Provides chemical safety information resources and search strategies for students, faculty, and staff working in a lab.

About this guide

The purpose of this guide is to help chemists and chemical engineers RAMP (Recognize, Assess, and Minimize Risks of Hazards, and to Prepare for emergencies) up before going to the lab. Please see Stanford's Department of Environmental Health and Safety website for official information about Stanford's policies, procedures, and training.

Materials in this guide complement resources provided on Stanford's EH&S website.  The search strategies page includes key resources plus search tips to find commonly needed types of chemical safety information. Please contact me if you need help.     
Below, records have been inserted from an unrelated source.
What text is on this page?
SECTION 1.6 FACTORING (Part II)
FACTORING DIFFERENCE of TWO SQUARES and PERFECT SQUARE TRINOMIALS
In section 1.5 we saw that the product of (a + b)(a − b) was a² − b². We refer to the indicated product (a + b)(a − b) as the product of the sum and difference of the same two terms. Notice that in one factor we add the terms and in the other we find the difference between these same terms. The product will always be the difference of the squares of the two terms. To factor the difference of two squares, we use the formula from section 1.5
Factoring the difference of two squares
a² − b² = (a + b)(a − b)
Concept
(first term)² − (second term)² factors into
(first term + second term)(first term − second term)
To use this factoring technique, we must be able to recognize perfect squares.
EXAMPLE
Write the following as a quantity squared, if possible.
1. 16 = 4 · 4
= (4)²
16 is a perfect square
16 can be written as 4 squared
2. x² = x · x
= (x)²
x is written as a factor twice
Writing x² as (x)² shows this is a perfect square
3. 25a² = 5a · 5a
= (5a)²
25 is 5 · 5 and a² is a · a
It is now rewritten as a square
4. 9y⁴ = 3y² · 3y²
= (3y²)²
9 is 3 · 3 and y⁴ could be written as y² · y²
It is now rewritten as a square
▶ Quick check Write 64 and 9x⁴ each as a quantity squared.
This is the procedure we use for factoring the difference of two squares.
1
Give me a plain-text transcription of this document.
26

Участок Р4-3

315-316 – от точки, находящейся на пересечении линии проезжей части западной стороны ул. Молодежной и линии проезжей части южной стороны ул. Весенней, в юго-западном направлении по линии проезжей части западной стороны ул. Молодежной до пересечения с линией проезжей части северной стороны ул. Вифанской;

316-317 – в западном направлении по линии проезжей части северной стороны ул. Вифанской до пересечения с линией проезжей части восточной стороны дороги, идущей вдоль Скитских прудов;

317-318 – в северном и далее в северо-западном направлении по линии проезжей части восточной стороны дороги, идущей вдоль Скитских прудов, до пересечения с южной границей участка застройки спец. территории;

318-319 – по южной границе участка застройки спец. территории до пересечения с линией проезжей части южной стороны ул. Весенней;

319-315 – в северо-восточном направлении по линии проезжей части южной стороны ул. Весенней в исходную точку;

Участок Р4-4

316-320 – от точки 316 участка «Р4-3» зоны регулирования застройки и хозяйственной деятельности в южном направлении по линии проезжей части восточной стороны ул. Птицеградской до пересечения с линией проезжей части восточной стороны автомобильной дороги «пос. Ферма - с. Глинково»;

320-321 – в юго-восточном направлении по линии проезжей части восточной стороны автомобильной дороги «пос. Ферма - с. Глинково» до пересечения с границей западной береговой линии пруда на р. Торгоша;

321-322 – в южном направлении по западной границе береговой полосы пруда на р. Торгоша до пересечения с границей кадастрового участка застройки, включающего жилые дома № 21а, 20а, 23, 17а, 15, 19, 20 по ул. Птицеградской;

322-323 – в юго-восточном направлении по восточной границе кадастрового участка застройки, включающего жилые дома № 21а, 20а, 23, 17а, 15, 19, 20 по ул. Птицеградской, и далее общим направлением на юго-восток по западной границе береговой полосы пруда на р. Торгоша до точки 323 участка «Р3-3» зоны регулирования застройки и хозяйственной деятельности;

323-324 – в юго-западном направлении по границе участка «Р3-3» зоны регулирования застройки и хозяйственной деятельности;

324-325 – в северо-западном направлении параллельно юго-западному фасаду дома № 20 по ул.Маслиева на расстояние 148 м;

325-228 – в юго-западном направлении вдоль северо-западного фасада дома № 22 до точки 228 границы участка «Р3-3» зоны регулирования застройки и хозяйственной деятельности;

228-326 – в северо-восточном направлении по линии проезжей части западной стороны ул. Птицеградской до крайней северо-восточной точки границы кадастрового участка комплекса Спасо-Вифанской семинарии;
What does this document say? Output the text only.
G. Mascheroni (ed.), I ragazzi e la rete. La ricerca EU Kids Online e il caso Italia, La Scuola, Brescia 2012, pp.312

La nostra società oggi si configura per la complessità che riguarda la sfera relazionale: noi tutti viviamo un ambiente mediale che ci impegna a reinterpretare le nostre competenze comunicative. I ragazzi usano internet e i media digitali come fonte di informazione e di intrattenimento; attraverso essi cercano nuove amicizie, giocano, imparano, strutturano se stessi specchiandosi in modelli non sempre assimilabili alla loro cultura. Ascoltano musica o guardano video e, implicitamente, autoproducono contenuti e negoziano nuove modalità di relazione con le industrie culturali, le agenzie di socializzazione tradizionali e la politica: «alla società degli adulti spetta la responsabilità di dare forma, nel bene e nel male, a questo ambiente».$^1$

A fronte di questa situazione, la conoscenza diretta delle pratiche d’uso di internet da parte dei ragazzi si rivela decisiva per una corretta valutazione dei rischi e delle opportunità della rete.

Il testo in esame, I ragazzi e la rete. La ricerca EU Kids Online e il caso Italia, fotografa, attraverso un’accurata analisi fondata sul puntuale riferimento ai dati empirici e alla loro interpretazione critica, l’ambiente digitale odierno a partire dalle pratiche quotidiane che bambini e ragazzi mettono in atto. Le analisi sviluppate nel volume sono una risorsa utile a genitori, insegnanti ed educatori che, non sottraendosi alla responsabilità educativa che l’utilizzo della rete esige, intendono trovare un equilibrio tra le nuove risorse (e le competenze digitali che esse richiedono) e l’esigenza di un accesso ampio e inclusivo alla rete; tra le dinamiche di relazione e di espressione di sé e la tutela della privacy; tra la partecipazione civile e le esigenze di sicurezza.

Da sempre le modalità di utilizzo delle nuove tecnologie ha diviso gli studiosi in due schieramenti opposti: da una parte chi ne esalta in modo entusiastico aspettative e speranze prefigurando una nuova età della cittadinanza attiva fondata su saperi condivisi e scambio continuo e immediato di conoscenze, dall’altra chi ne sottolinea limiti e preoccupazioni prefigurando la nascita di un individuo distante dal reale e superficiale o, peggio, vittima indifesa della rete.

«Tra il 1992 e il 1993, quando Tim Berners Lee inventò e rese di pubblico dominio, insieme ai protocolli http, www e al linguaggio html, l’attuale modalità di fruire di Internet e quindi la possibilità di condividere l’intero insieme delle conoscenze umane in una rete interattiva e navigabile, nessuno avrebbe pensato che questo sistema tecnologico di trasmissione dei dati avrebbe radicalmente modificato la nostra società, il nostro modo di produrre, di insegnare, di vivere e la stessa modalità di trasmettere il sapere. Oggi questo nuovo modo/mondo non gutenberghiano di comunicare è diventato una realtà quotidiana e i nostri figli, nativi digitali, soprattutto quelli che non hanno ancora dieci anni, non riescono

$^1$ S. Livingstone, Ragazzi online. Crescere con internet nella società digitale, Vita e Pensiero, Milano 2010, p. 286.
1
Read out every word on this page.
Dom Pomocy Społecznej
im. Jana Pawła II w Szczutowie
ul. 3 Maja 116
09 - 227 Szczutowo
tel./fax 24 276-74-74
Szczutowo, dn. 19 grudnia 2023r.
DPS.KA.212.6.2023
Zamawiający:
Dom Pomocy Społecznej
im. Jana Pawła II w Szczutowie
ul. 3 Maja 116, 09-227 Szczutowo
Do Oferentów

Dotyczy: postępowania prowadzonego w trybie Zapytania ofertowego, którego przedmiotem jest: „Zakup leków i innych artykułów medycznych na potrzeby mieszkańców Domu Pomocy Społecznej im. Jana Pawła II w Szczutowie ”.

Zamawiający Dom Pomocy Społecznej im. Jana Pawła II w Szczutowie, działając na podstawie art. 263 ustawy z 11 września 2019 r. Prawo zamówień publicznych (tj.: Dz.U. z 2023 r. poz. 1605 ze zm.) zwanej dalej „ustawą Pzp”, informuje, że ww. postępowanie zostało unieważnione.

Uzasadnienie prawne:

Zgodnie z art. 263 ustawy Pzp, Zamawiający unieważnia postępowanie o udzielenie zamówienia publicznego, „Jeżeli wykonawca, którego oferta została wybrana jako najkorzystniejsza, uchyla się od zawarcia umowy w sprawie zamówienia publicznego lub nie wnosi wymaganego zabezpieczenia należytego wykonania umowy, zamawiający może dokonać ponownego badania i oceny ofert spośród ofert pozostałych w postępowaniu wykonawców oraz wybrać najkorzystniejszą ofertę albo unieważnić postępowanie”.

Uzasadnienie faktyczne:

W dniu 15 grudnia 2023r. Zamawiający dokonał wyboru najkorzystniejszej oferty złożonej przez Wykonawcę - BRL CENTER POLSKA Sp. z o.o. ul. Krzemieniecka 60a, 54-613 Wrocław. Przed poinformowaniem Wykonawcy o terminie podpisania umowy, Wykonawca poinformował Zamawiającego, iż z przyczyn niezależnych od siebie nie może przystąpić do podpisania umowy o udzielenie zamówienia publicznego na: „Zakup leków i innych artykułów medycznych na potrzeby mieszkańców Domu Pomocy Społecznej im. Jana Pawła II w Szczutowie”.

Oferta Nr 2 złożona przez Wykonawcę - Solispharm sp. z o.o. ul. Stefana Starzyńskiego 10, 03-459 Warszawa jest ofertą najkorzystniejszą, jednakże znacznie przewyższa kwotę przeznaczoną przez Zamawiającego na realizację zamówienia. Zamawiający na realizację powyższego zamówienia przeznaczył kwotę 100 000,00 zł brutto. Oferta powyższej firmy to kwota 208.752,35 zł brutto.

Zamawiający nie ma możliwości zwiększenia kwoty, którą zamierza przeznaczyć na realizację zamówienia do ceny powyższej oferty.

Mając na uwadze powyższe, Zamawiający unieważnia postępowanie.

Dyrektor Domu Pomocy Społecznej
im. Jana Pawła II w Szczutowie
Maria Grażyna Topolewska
Fostering a safety culture in Stanford labs

"PI’s are the single most important element for developing and sustaining a strong, proactive laboratory safety culture and must clearly communicate and reinforce to everyone within their groups that safety within their research laboratory is a top priority and define roles, responsibilities, authority and accountability for safety within their laboratory."  Read more - A report on Advancing Safety Culture in the University Laboratory (2016)

New

Search the Chemical Safety Library: https://safescience.cas.org/

About: "The Chemical Safety Library, a database created for chemists to share information about hazardous reactions, will be moving to CAS, a division of the American Chemical Society.  The library was originally developed by the Pistoia Alliance, which brings together life sciences industry stakeholders to address R&D challenges. Launched in 2017, the library now has more than 1,000 registered users and information from more than 140 incidents. Users can submit information to the library confidentially, and the data are freely available to the public and uploaded to PubChem, an open chemistry database supported by the National Institutes of Health. As CAS becomes host and developer of the Chemical Safety Library, it “will continue to be a free resource for the entire chemical community, enhanced with a new deposition and search interface developed by CAS,” CAS and Pistoia say in a joint statement." Source: Kemsley, Jyllian. Hazardous reactions database moving to CAS. C&EN, June 23,2020. (accessed 2020-09-06).